How to output all values stored in a skip list?

[Elledan]

Like the title states. I've got a skip list from which I have to read all values which are stored in it. I do not know the keys of the nodes.

How would I do this?

 

[CSoup]

opps, been a while since I used skiplists.
I think you can get to all values in the skiplist through the base element.

 

[Elledan]

<< opps, been a while since I used skiplists.
I think you can get to all values in the skiplist through the base element. >>


Yeah, that's probably the best way. I'm only lacking the necessary information to implement it.

Ah well, this would be a good time to read up on linked (skip) lists

 

[CSoup]

I think it should be pretty simple. The bottom of the skip list contains all nodes in sorted order. You can easily get a pointer to this first bottom element easily since you can use the pointer that is used for searching. After you know the first element, you just have to keep tracing throgh the list like you do with normal linked lists till you hit NULL.

 

[Elledan]

Yup, it sounds really simple, but since I have a hard time grasping the implementation behind linked lists, it's more difficult to me than it sounds

I'll be fine, though. I really need to brush up on my 'linked-list'-skills, anyway =)

 

[m0ti]

yeah, the answer is what CSoup suggested. Here's the basic layout of a skip list.


A ---- ---- C
| |
A ----B---- C
| | |
A ----B-----C----D

EDIT: Of course, my spacing doesn't work out ok. but you get the idea

As a quick reminder, assuming that you built a random skip list the algorithm for inserting the nodes is simple:

int insert(top left node, node to be inserted)
1) go right till the next node is larger than the current node
2) if current node can go down, then call insert(current node.down, node to be inserted) (if returns 1 then toss a coin. If the result is 1, insert the new node between the current node and the next node, and return 1. otherwise return 0).
3) (we're at the bottom layer): insert the node between the one behind it and the one after it. return 1.

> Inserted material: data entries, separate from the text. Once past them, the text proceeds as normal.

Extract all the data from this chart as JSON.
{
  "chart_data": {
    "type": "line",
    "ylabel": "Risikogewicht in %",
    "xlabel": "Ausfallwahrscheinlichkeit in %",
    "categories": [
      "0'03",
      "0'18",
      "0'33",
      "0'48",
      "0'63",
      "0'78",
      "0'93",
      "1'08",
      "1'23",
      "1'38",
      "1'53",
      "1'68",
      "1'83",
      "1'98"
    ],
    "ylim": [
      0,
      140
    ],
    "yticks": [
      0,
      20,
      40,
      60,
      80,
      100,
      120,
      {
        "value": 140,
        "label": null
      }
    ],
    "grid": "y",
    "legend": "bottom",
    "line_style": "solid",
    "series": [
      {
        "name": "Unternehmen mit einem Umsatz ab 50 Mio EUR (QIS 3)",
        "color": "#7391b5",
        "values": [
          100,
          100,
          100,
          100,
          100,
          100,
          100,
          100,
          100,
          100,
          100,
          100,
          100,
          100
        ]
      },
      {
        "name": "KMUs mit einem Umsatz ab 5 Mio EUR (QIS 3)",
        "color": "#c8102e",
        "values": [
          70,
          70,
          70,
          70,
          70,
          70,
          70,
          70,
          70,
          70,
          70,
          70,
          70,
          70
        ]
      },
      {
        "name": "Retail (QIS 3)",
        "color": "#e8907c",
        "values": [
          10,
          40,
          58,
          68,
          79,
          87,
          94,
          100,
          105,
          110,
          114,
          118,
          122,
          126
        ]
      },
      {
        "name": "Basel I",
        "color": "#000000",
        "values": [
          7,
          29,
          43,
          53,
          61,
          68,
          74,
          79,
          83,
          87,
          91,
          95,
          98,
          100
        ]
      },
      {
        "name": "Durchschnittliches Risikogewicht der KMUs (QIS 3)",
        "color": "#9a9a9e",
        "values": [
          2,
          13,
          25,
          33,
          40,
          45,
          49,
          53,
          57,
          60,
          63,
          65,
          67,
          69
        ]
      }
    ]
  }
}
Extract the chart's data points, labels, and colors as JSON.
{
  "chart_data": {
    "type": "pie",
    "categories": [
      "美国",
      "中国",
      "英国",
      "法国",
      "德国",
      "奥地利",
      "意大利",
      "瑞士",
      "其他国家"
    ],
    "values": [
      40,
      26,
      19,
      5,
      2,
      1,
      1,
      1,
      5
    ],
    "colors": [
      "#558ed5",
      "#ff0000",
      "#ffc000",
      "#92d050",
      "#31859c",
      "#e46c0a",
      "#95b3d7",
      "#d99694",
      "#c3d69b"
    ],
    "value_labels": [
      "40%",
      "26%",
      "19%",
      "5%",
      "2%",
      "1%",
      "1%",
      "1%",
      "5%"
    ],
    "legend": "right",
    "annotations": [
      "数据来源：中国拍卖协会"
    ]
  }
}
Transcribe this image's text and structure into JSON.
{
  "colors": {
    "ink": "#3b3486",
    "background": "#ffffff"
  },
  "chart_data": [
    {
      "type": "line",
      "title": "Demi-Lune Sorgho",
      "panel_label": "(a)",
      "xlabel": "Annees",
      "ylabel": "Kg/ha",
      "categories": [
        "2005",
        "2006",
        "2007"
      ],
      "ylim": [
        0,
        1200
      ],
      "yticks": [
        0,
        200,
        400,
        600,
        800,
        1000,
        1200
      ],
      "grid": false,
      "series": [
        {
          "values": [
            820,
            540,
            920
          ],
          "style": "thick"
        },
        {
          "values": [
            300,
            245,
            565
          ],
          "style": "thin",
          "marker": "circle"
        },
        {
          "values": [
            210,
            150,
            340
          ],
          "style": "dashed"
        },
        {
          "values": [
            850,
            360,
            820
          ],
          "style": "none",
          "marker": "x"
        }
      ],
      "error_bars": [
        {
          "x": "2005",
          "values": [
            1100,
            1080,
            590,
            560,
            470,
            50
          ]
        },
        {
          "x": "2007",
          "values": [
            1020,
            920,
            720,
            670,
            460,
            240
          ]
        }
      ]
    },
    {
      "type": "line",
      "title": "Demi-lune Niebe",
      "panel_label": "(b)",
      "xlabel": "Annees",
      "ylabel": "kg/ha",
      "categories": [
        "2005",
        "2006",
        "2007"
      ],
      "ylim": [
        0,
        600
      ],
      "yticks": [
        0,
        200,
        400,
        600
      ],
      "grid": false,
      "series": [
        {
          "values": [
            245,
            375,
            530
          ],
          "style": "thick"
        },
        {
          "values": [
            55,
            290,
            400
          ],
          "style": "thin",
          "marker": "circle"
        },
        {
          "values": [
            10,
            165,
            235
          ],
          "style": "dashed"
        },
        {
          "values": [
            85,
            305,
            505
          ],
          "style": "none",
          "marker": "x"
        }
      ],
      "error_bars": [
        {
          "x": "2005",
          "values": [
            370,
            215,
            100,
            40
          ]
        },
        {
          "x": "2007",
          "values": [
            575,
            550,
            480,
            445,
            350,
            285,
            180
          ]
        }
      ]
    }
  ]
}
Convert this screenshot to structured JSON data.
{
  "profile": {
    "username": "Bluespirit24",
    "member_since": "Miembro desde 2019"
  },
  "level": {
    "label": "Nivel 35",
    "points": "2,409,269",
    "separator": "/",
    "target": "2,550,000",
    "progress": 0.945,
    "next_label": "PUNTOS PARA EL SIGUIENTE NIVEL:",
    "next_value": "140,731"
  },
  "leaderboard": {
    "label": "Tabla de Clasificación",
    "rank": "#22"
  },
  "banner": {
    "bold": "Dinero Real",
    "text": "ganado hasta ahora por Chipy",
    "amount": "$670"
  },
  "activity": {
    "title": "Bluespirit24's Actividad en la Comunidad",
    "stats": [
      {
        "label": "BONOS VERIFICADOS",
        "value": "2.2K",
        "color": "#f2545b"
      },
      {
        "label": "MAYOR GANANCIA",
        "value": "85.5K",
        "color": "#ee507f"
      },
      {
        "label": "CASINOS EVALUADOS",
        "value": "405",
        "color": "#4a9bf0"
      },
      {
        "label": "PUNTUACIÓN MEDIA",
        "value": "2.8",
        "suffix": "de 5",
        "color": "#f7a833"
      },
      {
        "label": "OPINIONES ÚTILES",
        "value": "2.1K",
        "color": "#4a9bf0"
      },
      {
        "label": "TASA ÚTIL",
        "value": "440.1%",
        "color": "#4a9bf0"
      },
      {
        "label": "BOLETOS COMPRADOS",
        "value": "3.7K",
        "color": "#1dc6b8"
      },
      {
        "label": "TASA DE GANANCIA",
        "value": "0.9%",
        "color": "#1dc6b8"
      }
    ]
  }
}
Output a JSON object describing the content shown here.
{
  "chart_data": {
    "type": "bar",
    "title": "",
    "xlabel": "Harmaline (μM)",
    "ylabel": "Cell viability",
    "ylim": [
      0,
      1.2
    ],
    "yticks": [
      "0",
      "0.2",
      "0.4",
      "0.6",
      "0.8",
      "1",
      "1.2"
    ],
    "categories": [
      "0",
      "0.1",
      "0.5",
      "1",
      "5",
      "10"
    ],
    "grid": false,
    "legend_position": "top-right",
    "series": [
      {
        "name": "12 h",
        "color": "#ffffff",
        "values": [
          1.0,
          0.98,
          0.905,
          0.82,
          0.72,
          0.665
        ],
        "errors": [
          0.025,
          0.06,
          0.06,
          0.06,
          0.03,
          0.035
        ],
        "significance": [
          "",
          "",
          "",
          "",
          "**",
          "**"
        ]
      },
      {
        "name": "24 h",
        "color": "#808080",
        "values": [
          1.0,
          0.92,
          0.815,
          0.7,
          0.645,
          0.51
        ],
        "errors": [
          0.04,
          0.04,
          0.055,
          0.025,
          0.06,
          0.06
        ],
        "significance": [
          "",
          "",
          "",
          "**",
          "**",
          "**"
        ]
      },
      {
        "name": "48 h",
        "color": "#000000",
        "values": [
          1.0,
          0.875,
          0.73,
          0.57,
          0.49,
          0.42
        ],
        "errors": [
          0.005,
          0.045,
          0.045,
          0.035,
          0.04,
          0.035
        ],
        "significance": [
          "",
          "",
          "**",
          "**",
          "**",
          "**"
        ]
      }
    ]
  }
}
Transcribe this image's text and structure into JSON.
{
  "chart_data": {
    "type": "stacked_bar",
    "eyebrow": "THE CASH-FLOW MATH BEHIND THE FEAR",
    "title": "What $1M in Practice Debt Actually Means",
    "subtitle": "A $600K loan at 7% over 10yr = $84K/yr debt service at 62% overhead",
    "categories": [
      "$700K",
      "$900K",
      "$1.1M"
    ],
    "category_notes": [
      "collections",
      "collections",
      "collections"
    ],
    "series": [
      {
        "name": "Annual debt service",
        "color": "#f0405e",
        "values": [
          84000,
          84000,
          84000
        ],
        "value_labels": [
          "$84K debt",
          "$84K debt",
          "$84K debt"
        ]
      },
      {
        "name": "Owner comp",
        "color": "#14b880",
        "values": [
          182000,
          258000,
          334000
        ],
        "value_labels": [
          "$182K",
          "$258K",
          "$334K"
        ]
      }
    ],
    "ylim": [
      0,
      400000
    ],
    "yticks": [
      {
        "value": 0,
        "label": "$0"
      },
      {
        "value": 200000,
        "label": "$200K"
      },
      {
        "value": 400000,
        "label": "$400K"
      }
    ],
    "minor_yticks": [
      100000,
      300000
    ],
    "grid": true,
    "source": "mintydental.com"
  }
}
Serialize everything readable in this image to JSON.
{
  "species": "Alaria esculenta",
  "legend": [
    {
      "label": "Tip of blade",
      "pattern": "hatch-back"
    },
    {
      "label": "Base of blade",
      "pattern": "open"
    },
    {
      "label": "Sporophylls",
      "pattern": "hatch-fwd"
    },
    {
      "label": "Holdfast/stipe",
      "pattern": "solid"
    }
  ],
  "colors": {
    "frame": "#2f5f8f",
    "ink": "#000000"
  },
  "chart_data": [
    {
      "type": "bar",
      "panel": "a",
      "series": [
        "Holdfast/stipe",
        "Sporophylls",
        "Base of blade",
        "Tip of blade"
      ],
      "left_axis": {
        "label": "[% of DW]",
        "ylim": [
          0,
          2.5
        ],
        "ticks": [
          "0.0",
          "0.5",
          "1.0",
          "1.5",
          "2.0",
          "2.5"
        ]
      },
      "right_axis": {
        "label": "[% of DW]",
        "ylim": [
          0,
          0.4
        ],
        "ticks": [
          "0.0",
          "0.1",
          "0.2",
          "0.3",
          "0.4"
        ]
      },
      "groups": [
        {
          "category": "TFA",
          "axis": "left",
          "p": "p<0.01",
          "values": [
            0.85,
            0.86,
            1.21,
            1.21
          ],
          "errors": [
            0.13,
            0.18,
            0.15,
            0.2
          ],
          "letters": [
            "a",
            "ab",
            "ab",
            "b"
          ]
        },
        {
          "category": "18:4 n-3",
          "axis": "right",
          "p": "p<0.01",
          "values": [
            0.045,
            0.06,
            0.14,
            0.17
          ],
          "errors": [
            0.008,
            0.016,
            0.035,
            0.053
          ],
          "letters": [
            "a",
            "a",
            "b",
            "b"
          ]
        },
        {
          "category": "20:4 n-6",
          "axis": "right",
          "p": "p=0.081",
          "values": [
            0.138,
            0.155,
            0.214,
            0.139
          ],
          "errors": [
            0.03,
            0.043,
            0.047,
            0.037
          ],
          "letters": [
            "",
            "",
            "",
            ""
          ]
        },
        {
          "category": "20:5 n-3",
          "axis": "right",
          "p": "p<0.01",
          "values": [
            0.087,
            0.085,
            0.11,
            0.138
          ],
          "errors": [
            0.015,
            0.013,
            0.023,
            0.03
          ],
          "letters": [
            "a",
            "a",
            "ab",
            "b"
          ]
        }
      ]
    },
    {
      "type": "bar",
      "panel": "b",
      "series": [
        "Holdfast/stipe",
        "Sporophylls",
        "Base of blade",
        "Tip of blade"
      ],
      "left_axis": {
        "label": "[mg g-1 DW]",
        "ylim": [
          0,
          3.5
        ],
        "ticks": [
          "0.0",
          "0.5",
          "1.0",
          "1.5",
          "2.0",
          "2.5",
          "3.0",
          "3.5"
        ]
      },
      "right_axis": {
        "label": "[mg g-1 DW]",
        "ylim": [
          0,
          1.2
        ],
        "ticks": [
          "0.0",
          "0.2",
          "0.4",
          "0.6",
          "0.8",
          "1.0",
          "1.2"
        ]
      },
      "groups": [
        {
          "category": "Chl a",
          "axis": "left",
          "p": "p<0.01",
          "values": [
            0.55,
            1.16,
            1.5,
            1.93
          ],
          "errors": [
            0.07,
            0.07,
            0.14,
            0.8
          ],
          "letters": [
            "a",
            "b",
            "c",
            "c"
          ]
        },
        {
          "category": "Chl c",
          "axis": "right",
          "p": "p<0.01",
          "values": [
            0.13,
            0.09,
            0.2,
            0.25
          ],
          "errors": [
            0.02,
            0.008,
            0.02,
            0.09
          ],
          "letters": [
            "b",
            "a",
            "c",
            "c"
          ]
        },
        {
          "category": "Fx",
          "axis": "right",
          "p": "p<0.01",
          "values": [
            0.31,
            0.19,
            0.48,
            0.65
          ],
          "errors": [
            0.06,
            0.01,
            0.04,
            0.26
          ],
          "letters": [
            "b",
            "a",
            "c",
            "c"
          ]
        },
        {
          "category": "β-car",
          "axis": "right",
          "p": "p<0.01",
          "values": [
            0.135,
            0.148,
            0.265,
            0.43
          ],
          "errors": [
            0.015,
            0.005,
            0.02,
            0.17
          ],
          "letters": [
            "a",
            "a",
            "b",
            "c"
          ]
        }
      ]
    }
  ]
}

That's just an example for random skip lists. In general, every layer of a skip list includes at least all of the elements of the layer above it, in general it contains twice as many (so that searches are indeed in log time). As a result of this, all data is stored in a sorted order at the lowest level.

If you want an easy way to go through all the list just go straight down from the first node, until you can't go down anymore, and then iterate over the bottom layer. As a note: many skip list implementations use sentinels at both ends (-Infinity at the left end, and +Infinity at the right end).